The CalHOPE Together for Wellness website has easy-to-navigate wellness tools, including ones that educate and provide stress-management and coping skills. The University of California, Los Angeles, University of California, Davis, partnered with DHCS to create these online resources to support Californians negatively impacted by the stressors brought on the challenges we all face. The Spanish version of the CalHOPE Together for Wellness website, Juntos por Nuestro Bienestar, is available, along with eight other languages providing culturally appropriate content aimed at teaching coping skills and stress management techniques.

5. CalHOPE Schools Initiative

CalHOPE Schools provides a single point of access for several programs: Building Resilience; Trusted Space; and Stories of Hope programs. These video tools and exercises  can help reduce the stigma around challenges to mental well-being, build supportive environments, and expand the skills of adults and youth to identify and support young people in need of help.

Getting The Most Of Your Online Learning

The COVID-19 pandemic has impacted our lives and has forced us to adapt to a virtual environment. Here are some strategies for getting the most of your online learning and improving time management.

1. Create a regular study space and stay organized. 

Whether your study space is your kitchen table, your nightstand, or the patio lawn chair.  Avoid studying in your bed, as this may interfere with your sleep.

2. Figure out how you learn best. 

What time of day are you at your best? Are you a morning person or a night owl? Set aside an hour or two to study and focus on one task at a time. If you have kids that require your attention, try to carve out a study session during their nap-time, free-play, or video game time.

3. Eliminate distractions. 

Some might find that they can tune out a noisy home by listening to music. Others might choose to lock themselves in a room. Others might go outside on the porch or in the backyard. Ultimately, you will need to find a strategy that works best for you.

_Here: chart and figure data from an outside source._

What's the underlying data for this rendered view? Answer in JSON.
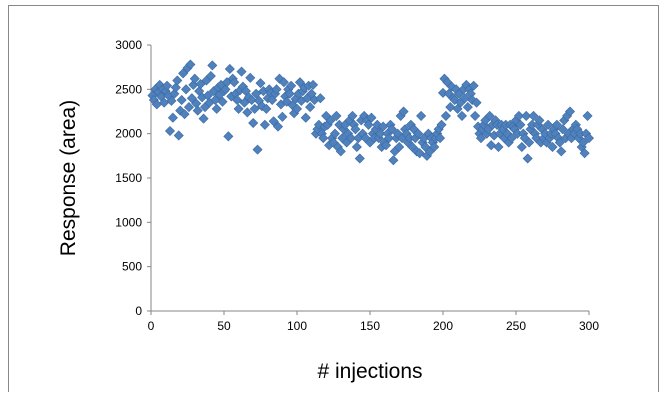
{
  "chart_data": {
    "type": "scatter",
    "title": "",
    "xlabel": "# injections",
    "ylabel": "Response (area)",
    "xlim": [
      0,
      300
    ],
    "ylim": [
      0,
      3000
    ],
    "x_ticks": [
      "0",
      "50",
      "100",
      "150",
      "200",
      "250",
      "300"
    ],
    "y_ticks": [
      "0",
      "500",
      "1000",
      "1500",
      "2000",
      "2500",
      "3000"
    ],
    "grid": false,
    "legend": "none",
    "marker": "diamond",
    "color": "#4f81bd",
    "series": [
      {
        "values": [
          [
            1,
            2430
          ],
          [
            2,
            2380
          ],
          [
            3,
            2500
          ],
          [
            4,
            2330
          ],
          [
            5,
            2470
          ],
          [
            6,
            2550
          ],
          [
            7,
            2420
          ],
          [
            8,
            2500
          ],
          [
            9,
            2350
          ],
          [
            10,
            2480
          ],
          [
            11,
            2540
          ],
          [
            12,
            2430
          ],
          [
            13,
            2030
          ],
          [
            14,
            2370
          ],
          [
            15,
            2180
          ],
          [
            16,
            2450
          ],
          [
            17,
            2520
          ],
          [
            18,
            2600
          ],
          [
            19,
            1980
          ],
          [
            20,
            2260
          ],
          [
            21,
            2380
          ],
          [
            22,
            2680
          ],
          [
            23,
            2220
          ],
          [
            24,
            2500
          ],
          [
            25,
            2740
          ],
          [
            26,
            2300
          ],
          [
            27,
            2780
          ],
          [
            28,
            2400
          ],
          [
            29,
            2550
          ],
          [
            30,
            2620
          ],
          [
            31,
            2340
          ],
          [
            32,
            2260
          ],
          [
            33,
            2480
          ],
          [
            34,
            2560
          ],
          [
            35,
            2410
          ],
          [
            36,
            2170
          ],
          [
            37,
            2300
          ],
          [
            38,
            2600
          ],
          [
            39,
            2430
          ],
          [
            40,
            2350
          ],
          [
            41,
            2650
          ],
          [
            42,
            2770
          ],
          [
            43,
            2480
          ],
          [
            44,
            2380
          ],
          [
            45,
            2280
          ],
          [
            46,
            2520
          ],
          [
            47,
            2440
          ],
          [
            48,
            2550
          ],
          [
            49,
            2360
          ],
          [
            50,
            2480
          ],
          [
            51,
            2500
          ],
          [
            52,
            2580
          ],
          [
            53,
            1970
          ],
          [
            54,
            2730
          ],
          [
            55,
            2420
          ],
          [
            56,
            2620
          ],
          [
            57,
            2580
          ],
          [
            58,
            2450
          ],
          [
            59,
            2380
          ],
          [
            60,
            2280
          ],
          [
            61,
            2490
          ],
          [
            62,
            2700
          ],
          [
            63,
            2530
          ],
          [
            64,
            2350
          ],
          [
            65,
            2480
          ],
          [
            66,
            2240
          ],
          [
            67,
            2410
          ],
          [
            68,
            2630
          ],
          [
            69,
            2380
          ],
          [
            70,
            2120
          ],
          [
            71,
            2280
          ],
          [
            72,
            2450
          ],
          [
            73,
            1820
          ],
          [
            74,
            2370
          ],
          [
            75,
            2570
          ],
          [
            76,
            2310
          ],
          [
            77,
            2480
          ],
          [
            78,
            2100
          ],
          [
            79,
            2280
          ],
          [
            80,
            2400
          ],
          [
            81,
            2500
          ],
          [
            82,
            2460
          ],
          [
            83,
            2380
          ],
          [
            84,
            2140
          ],
          [
            85,
            2450
          ],
          [
            86,
            2500
          ],
          [
            87,
            2080
          ],
          [
            88,
            2620
          ],
          [
            89,
            2330
          ],
          [
            90,
            2190
          ],
          [
            91,
            2580
          ],
          [
            92,
            2420
          ],
          [
            93,
            2360
          ],
          [
            94,
            2500
          ],
          [
            95,
            2450
          ],
          [
            96,
            2540
          ],
          [
            97,
            2320
          ],
          [
            98,
            2230
          ],
          [
            99,
            2390
          ],
          [
            100,
            2280
          ],
          [
            101,
            2450
          ],
          [
            102,
            2580
          ],
          [
            103,
            2370
          ],
          [
            104,
            2480
          ],
          [
            105,
            2520
          ],
          [
            106,
            2180
          ],
          [
            107,
            2400
          ],
          [
            108,
            2540
          ],
          [
            109,
            2300
          ],
          [
            110,
            2450
          ],
          [
            111,
            2550
          ],
          [
            112,
            2380
          ],
          [
            113,
            2000
          ],
          [
            114,
            2050
          ],
          [
            115,
            2100
          ],
          [
            116,
            2400
          ],
          [
            117,
            2000
          ],
          [
            118,
            1950
          ],
          [
            119,
            2080
          ],
          [
            120,
            2200
          ],
          [
            121,
            2100
          ],
          [
            122,
            1870
          ],
          [
            123,
            2150
          ],
          [
            124,
            1950
          ],
          [
            125,
            1900
          ],
          [
            126,
            2000
          ],
          [
            127,
            2200
          ],
          [
            128,
            1850
          ],
          [
            129,
            2100
          ],
          [
            130,
            1800
          ],
          [
            131,
            1950
          ],
          [
            132,
            2050
          ],
          [
            133,
            2100
          ],
          [
            134,
            1900
          ],
          [
            135,
            2000
          ],
          [
            136,
            2150
          ],
          [
            137,
            1950
          ],
          [
            138,
            2200
          ],
          [
            139,
            2100
          ],
          [
            140,
            2050
          ],
          [
            141,
            1850
          ],
          [
            142,
            1950
          ],
          [
            143,
            1720
          ],
          [
            144,
            2150
          ],
          [
            145,
            2000
          ],
          [
            146,
            2200
          ],
          [
            147,
            1950
          ],
          [
            148,
            2150
          ],
          [
            149,
            2100
          ],
          [
            150,
            1900
          ],
          [
            151,
            2180
          ],
          [
            152,
            2000
          ],
          [
            153,
            1950
          ],
          [
            154,
            2050
          ],
          [
            155,
            2100
          ],
          [
            156,
            1950
          ],
          [
            157,
            2000
          ],
          [
            158,
            1850
          ],
          [
            159,
            2080
          ],
          [
            160,
            1900
          ],
          [
            161,
            1870
          ],
          [
            162,
            2000
          ],
          [
            163,
            1950
          ],
          [
            164,
            2100
          ],
          [
            165,
            2050
          ],
          [
            166,
            1700
          ],
          [
            167,
            1800
          ],
          [
            168,
            1950
          ],
          [
            169,
            2000
          ],
          [
            170,
            1850
          ],
          [
            171,
            2200
          ],
          [
            172,
            1950
          ],
          [
            173,
            2250
          ],
          [
            174,
            2050
          ],
          [
            175,
            2000
          ],
          [
            176,
            1900
          ],
          [
            177,
            1950
          ],
          [
            178,
            2100
          ],
          [
            179,
            1850
          ],
          [
            180,
            2050
          ],
          [
            181,
            1950
          ],
          [
            182,
            1800
          ],
          [
            183,
            2000
          ],
          [
            184,
            1780
          ],
          [
            185,
            2200
          ],
          [
            186,
            1900
          ],
          [
            187,
            1950
          ],
          [
            188,
            1850
          ],
          [
            189,
            1750
          ],
          [
            190,
            2000
          ],
          [
            191,
            1800
          ],
          [
            192,
            1950
          ],
          [
            193,
            1900
          ],
          [
            194,
            1850
          ],
          [
            195,
            1950
          ],
          [
            196,
            2000
          ],
          [
            197,
            2050
          ],
          [
            198,
            1950
          ],
          [
            199,
            2100
          ],
          [
            200,
            2460
          ],
          [
            201,
            2620
          ],
          [
            202,
            2200
          ],
          [
            203,
            2580
          ],
          [
            204,
            2450
          ],
          [
            205,
            2300
          ],
          [
            206,
            2530
          ],
          [
            207,
            2400
          ],
          [
            208,
            2380
          ],
          [
            209,
            2500
          ],
          [
            210,
            2280
          ],
          [
            211,
            2450
          ],
          [
            212,
            2350
          ],
          [
            213,
            2200
          ],
          [
            214,
            2500
          ],
          [
            215,
            2400
          ],
          [
            216,
            2550
          ],
          [
            217,
            2300
          ],
          [
            218,
            2500
          ],
          [
            219,
            2450
          ],
          [
            220,
            2380
          ],
          [
            221,
            2540
          ],
          [
            222,
            2200
          ],
          [
            223,
            2350
          ],
          [
            224,
            2080
          ],
          [
            225,
            2000
          ],
          [
            226,
            1950
          ],
          [
            227,
            2050
          ],
          [
            228,
            2100
          ],
          [
            229,
            2150
          ],
          [
            230,
            2000
          ],
          [
            231,
            2050
          ],
          [
            232,
            2200
          ],
          [
            233,
            1870
          ],
          [
            234,
            2100
          ],
          [
            235,
            1980
          ],
          [
            236,
            2150
          ],
          [
            237,
            2100
          ],
          [
            238,
            1850
          ],
          [
            239,
            2000
          ],
          [
            240,
            2100
          ],
          [
            241,
            2050
          ],
          [
            242,
            1950
          ],
          [
            243,
            2100
          ],
          [
            244,
            2000
          ],
          [
            245,
            1900
          ],
          [
            246,
            2100
          ],
          [
            247,
            1950
          ],
          [
            248,
            2080
          ],
          [
            249,
            2050
          ],
          [
            250,
            2150
          ],
          [
            251,
            2000
          ],
          [
            252,
            2200
          ],
          [
            253,
            2100
          ],
          [
            254,
            1850
          ],
          [
            255,
            2000
          ],
          [
            256,
            1950
          ],
          [
            257,
            2200
          ],
          [
            258,
            1720
          ],
          [
            259,
            1900
          ],
          [
            260,
            2050
          ],
          [
            261,
            2100
          ],
          [
            262,
            2200
          ],
          [
            263,
            2000
          ],
          [
            264,
            1950
          ],
          [
            265,
            2100
          ],
          [
            266,
            2150
          ],
          [
            267,
            1900
          ],
          [
            268,
            2050
          ],
          [
            269,
            1950
          ],
          [
            270,
            2000
          ],
          [
            271,
            1900
          ],
          [
            272,
            2100
          ],
          [
            273,
            1950
          ],
          [
            274,
            2000
          ],
          [
            275,
            1850
          ],
          [
            276,
            2050
          ],
          [
            277,
            2000
          ],
          [
            278,
            2100
          ],
          [
            279,
            1950
          ],
          [
            280,
            1900
          ],
          [
            281,
            1800
          ],
          [
            282,
            2050
          ],
          [
            283,
            2150
          ],
          [
            284,
            1950
          ],
          [
            285,
            2200
          ],
          [
            286,
            2000
          ],
          [
            287,
            2250
          ],
          [
            288,
            1950
          ],
          [
            289,
            2050
          ],
          [
            290,
            2000
          ],
          [
            291,
            2100
          ],
          [
            292,
            2050
          ],
          [
            293,
            1950
          ],
          [
            294,
            2000
          ],
          [
            295,
            1850
          ],
          [
            296,
            1900
          ],
          [
            297,
            1780
          ],
          [
            298,
            2000
          ],
          [
            299,
            2200
          ],
          [
            300,
            1950
          ]
        ]
      }
    ]
  }
}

4. Try using a "done" list. 

A “done” list includes the things you’ve done during the day, such as listening to the biology lecture, responding to an email, submitting assignments, or even having a conversation. The act of writing down what you’ve done and seeing a list of those activities grow throughout the day often can offset the disappointment of a never-ending to-do list.

5. Take a break and get moving. 

Sitting for long periods combined with isolation can contribute to feelings of anxiety. Make sure to incorporate breaks so you can recharge. Drink water, stretch your legs, and take some time to breathe!  Make sure you can see the natural light through your window or door.  Or better yet, go outside for a bit each day to soak up the sunlight.

Hang in there TOROS, you are RESILIENT, and we will get through this pandemic TOGETHER!